Gareth's group develops and applies machine learning with a focus on sparse and noisy experimental data. The tool is marketed for materials and chemicals design as the Alchemite™ software suite by Intellegens; as the drug design package Cerella™ by Optibrium; and for 3D printing through ANSYS Granta. Please read the research stories below, publications, talks, and news coverage.

Material design

Alloy microstructure
Microstructure of nickel-base superalloy for additive manufacturing designed with Alchemite™.
Materials & Design 168, 107644 (2019)

Through the stone, bronze, and iron ages materials have chronicled human history. Despite the central importance of materials in enabling technologies, even today materials are discovered through experimental driven trial and improvement. We proposed, implemented, and employed a machine learning tool, Alchemite™, that has specialist capabilities to handle sparse experimental data.

Alchemite™ was first used with Rolls Royce to design three alloy families [1, 2, 3], whose physical properties have been experimentally verified to match or exceed commercially available alternatives. Alchemite™ can also juxtapose experimental data with first principles computer simulations, demonstrated to explore new lubricants, metal organic frameworks, and battery lifetime predictions. The tool is commercialized by Intellegens as the product Alchemite™ Analytics, and is also available for additive manufacturing through partners ANSYS Granta.

Drug design

Open Source Malaria competition molecule
Molecule designed with Alchemite™ that won the Open Source Malaria competition.
Journal of Medicinal Chemistry 64, 16450 (2021)

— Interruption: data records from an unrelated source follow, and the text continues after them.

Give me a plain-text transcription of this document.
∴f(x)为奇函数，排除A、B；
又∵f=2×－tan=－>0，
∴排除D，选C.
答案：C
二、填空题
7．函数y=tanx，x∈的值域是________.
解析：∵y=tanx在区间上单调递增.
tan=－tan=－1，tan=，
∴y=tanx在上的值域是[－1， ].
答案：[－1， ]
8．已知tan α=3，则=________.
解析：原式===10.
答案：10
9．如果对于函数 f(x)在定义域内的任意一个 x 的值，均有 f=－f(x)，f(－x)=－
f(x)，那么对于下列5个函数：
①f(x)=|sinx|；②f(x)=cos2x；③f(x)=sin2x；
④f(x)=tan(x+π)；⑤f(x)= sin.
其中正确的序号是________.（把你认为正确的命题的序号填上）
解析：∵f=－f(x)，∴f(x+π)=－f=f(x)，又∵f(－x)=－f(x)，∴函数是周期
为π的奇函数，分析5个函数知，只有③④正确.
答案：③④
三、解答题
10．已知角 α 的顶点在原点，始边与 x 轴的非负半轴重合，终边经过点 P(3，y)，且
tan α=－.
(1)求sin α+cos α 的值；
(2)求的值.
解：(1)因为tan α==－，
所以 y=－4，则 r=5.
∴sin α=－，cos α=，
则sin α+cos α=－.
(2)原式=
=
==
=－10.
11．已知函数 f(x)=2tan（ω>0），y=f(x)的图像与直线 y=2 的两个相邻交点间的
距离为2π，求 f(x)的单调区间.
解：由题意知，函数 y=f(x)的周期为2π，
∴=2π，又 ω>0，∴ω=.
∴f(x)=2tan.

Designing drugs is a huge computational challenge: finding the drug molecule that will correctly affect the behavior of all 10,000 proteins in the human body. The search is complicated by the dearth of information: just 0.05% of the known drug molecule-protein activity levels are actually known. The machine learning tool, Alchemite™, developed for materials design is perfectly suited for handling sparse data. Identification and exploitation of the correlations between activity levels of different proteins allows Alchemite™ to deliver accurate predictions for drug efficacy.

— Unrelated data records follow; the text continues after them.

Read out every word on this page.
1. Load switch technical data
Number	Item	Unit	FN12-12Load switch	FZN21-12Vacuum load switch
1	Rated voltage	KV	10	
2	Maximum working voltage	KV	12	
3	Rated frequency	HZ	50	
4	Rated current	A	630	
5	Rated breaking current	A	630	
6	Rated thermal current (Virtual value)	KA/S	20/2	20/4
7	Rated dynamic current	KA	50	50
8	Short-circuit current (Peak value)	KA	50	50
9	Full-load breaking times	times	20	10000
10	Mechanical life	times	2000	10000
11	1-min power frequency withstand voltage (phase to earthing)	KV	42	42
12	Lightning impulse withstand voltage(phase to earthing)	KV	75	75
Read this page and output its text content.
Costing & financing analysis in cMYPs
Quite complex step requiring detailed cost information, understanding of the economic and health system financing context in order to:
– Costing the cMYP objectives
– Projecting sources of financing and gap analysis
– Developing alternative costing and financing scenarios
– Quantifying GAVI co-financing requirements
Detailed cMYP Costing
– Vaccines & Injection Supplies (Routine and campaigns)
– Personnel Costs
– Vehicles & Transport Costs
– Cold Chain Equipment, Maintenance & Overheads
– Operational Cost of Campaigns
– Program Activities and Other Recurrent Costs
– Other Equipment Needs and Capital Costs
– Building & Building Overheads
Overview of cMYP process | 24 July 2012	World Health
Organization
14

The additional insights offered by Alchemite™ reduces the need to perform additional experiments, cutting the cost and accelerating the discovery of drugs. Alchemite™ achieves the best prediction accuracy ever seen on a benchmarking data set published by Novartis, and won the Open Source Malaria competition with the only molecule experimentally verified to be active. Alchemite™ machine learning technology is marketed to industry as the Cerella™ suite by Optibrium and is used by multinational pharmaceutical companies to accelerate their drug discovery programs. Alchemite™ is also used in several commercial and academic projects.

Magnetic spin spiral

Magnetic spin spiral
Three-step procedure to apply a magnetic field to form a spin spiral in an ultracold atomic gas.
Phys. Rev. A 82, 043604 (2010)

All of the electrons in a materials solid interact with each other, so that when one electron moves it pushes all of the other electrons in the material. Furthermore, electrons are quantum particles so they obey the counter-intuitive laws of quantum mechanics. The juxtaposition of many-body interactions and quantum mechanics leads to exotic phenomena including ferromagnetism and quantum mechanics.

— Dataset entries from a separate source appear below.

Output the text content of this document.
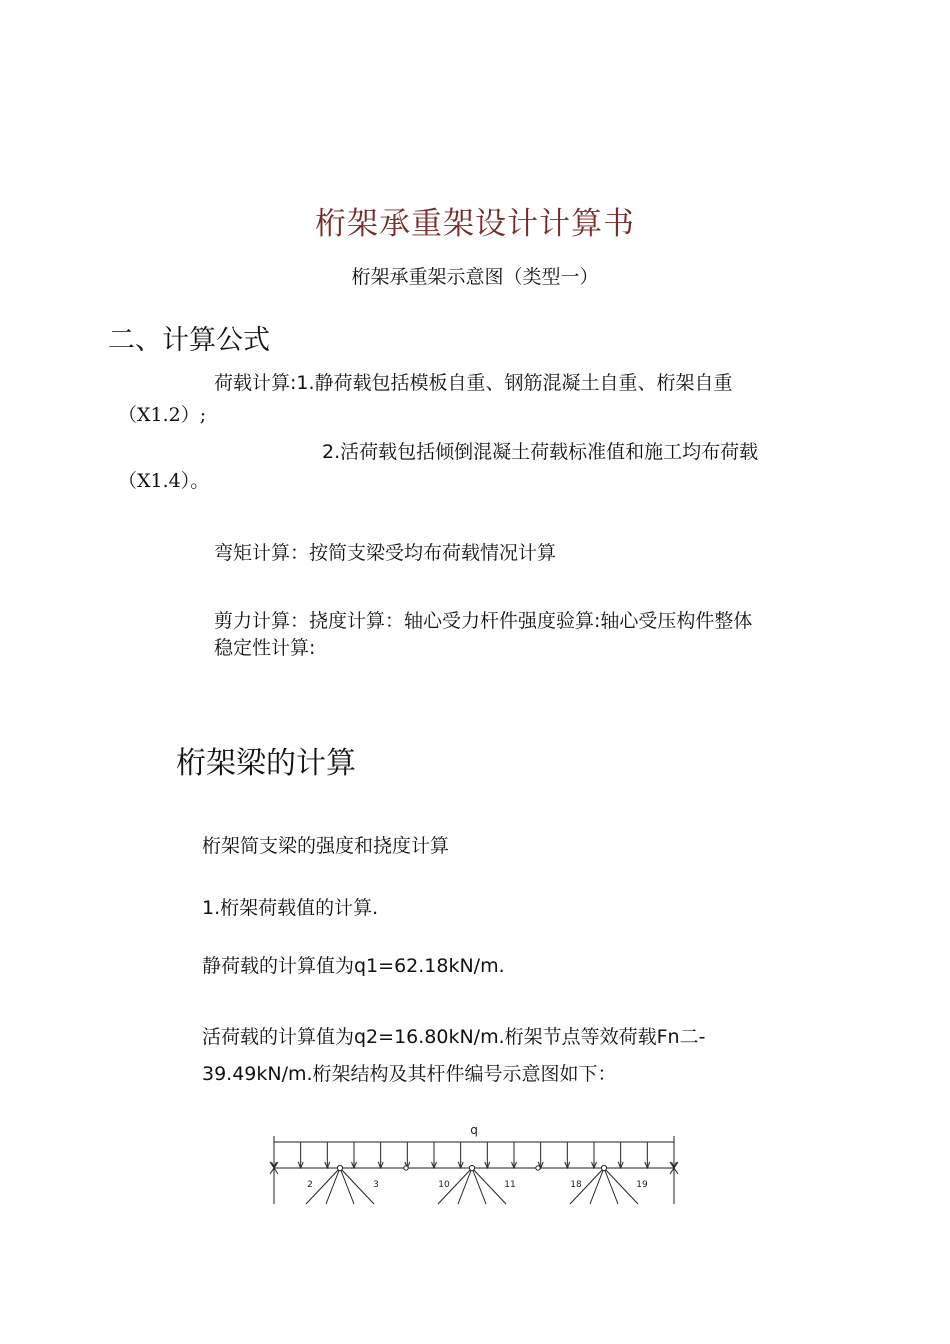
桁架承重架设计计算书
桁架承重架示意图（类型一）
二、计算公式
荷载计算:1.静荷载包括模板自重、钢筋混凝土自重、桁架自重
（X1.2）;
2.活荷载包括倾倒混凝土荷载标准值和施工均布荷载
（X1.4）。
弯矩计算：按简支梁受均布荷载情况计算
剪力计算：挠度计算：轴心受力杆件强度验算:轴心受压构件整体
稳定性计算:
桁架梁的计算
桁架简支梁的强度和挠度计算
1.桁架荷载值的计算.
静荷载的计算值为q1=62.18kN/m.
活荷载的计算值为q2=16.80kN/m.桁架节点等效荷载Fn二-
39.49kN/m.桁架结构及其杆件编号示意图如下：
q
2	3	10	11	18	19
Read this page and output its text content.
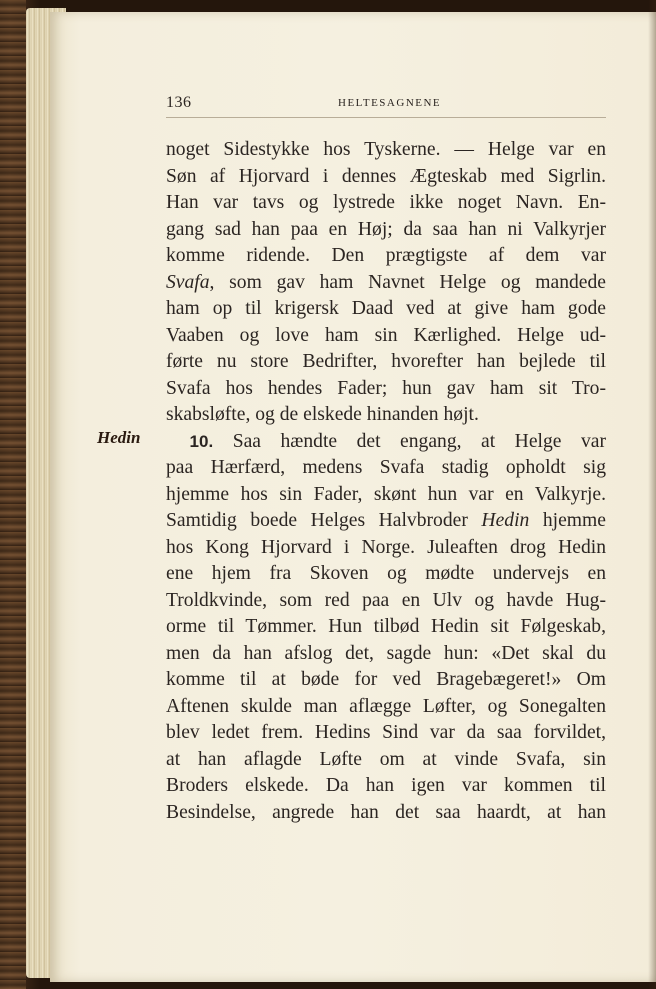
136	HELTESAGNENE
Hedin
noget Sidestykke hos Tyskerne. — Helge var en
Søn af Hjorvard i dennes Ægteskab med Sigrlin.
Han var tavs og lystrede ikke noget Navn. En-
gang sad han paa en Høj; da saa han ni Valkyrjer
komme ridende. Den prægtigste af dem var
Svafa, som gav ham Navnet Helge og mandede
ham op til krigersk Daad ved at give ham gode
Vaaben og love ham sin Kærlighed. Helge ud-
førte nu store Bedrifter, hvorefter han bejlede til
Svafa hos hendes Fader; hun gav ham sit Tro-
skabsløfte, og de elskede hinanden højt.
  10. Saa hændte det engang, at Helge var
paa Hærfærd, medens Svafa stadig opholdt sig
hjemme hos sin Fader, skønt hun var en Valkyrje.
Samtidig boede Helges Halvbroder Hedin hjemme
hos Kong Hjorvard i Norge. Juleaften drog Hedin
ene hjem fra Skoven og mødte undervejs en
Troldkvinde, som red paa en Ulv og havde Hug-
orme til Tømmer. Hun tilbød Hedin sit Følgeskab,
men da han afslog det, sagde hun: «Det skal du
komme til at bøde for ved Bragebægeret!» Om
Aftenen skulde man aflægge Løfter, og Sonegalten
blev ledet frem. Hedins Sind var da saa forvildet,
at han aflagde Løfte om at vinde Svafa, sin
Broders elskede. Da han igen var kommen til
Besindelse, angrede han det saa haardt, at han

An electron gas with contact repulsive interactions is a deceptively simple interacting system, yet it displays a remarkably rich range of phenomena. At mean-field level the electron gas was predicted by Stoner to undergo a mean-field transition into an itinerant ferromagnet. This phase has never been cleanly observed in the solid state, however our study underpinned the first experimental exploration in an ultracold atomic gas.

Moreover, quantum fluctuations mean that a variety of other inhomogeneous magnetic states are energetically favorable, with our suggestion of a spin spiral state being first observed in CeFePO in 2012.

Few trapped atoms

Atomic orbitals
Orbitals of two up-spin (blue) and one down-spin (red) fermion with attractive interactions.
Phys. Rev. Lett. 111, 045301 (2013)

A few-fermion ultracold atom system presents an alternative arena to study strongly interacting fermions. Ultracold atoms offer fully tunable interactions, and being few fermions permits exact analytical or computational solutions.

Our three-part study covered the most important phases of matter. Repulsive interactions provides an analogy of itinerant ferromagnetism, attractive interactions explores superfluidity, and exchange interactions the crossover from a conductor to an insulator.

Our study was followed by the experimental realization and characterization of a few-atom Fermi sea by the Jochim group. The study showed that the crossover to many-body physics takes place with just six fermions, in agreement with theoretical predictions, and furthermore delivered new insights into the physics of repulsive interactions. The work laid the foundation for few trapped atoms to be an ideal playground to develop intuition and understanding of many-body physics.